В этот год, весной, в серые сумерки, наездом из Петербурга, где у меня была работа, в Москву, сидел я с Лелей в Полуектовом переулке. Перед нами был круглый стол и обрывки бумаги, на котором она синим, а я черным карандашами серьезно шалили в вопросы и ответы. Она отвечала на все мои допытки загадочно: "Дайте дозреть тому, что в нас посеяно", "Боюсь, как бы словом не загородить смысл того, что бы я хотела Вам сказать", "Не ошибаетесь ли Вы, что сказанное Вами относится именно ко мне?" И, как резюме, она написала своим разгонистым почерком: "Верьте Вашему чувству и поступайте так, как оно Вам подскажет".
На прощанье рассказала мне свой сон.
В полутемной, с освещением на улице, комнате, с дешевенькими обоями, какие бывают у парикмахеров в провинции, пред одним из двух зеркал делали ей прическу.
Напрасно пыталась Леля рассмотреть в отражении свое лицо, ни себя, ни занимавшегося с ней она не видела.
Казалось, зеркало было запотевшим и не воспроизводило образа.
Руки с ножницами и с гребнем возились вокруг ее головы.

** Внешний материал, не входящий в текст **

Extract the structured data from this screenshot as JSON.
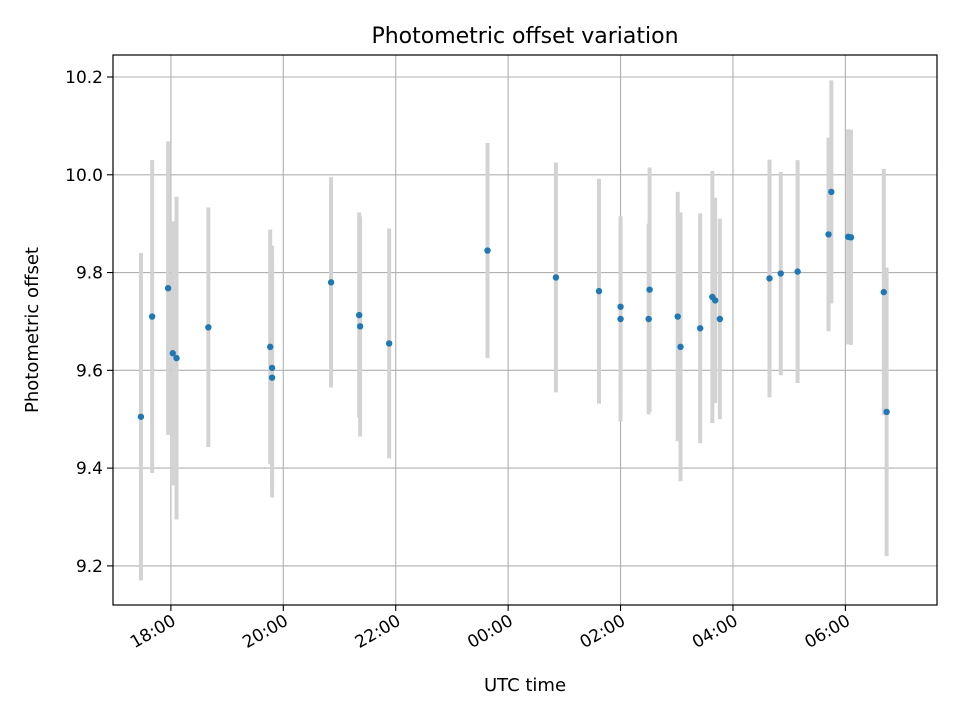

Когда они касались лба или шеи, они казались ледяными и пронизывали тело.
Почему она одна, и почему такая тишина кругом?
– подумала Леля, но сейчас же вспомнила, что иначе не должно быть, - то, что происходит, касается только ее, что это всегдашний обряд и на всю жизнь… Оглянула себя, на ней было белое атласное платье, острыми складками, лежало оно на сгибах тела. С головы спускалась фата, и флер д'оранжи восковыми бутонами приникли к груди и путались в кружевах. Невестой узнала себя Леля.
Не обрадовалась и не запечалилась, а только сосредоточилась глубоко внутри себя (как в могиле, - сказала она мне), чтобы что-то очень важное додумать и чтоб потеплеть от самой себя.
Кто-то сказал: "пора!" - или это она сама решила, что срок наступил, но она встала и пошла, и все сразу преобразилось. Перед ней очутился балкон, на пороге которого стояла пожилая дама в черном, с седыми буклями и в старомодной наколке. Старуха приложила свою руку ко рту в знак молчания, а другой рукой сделала жест к выходу, и мимо этой женщины Леля прошла на странную дорогу, в бесцветный пейзаж вроде бесконечной аллеи, в сумеречную тьму, и она пошла в эту тьму…
Скрыл я в себе неприятное, щемящее впечатление от рассказанного сновидения и сказал шутливо:
– Сознайтесь, что вы утаили от меня конец сна!
– Какой?
– Ведь в конце аллеи я ожидал вас!…
Девушка зарделась, но нашлась и ответила с улыбкой:
– Очевидно, вы где-нибудь скрывались за деревом…
Очень занятое было для меня последовавшее за этой весной лето.
Закончив в Петербурге картон для майолики, отправился я с ним в Лондон, где на фабрике Дультона должен быть выполняться оригинал.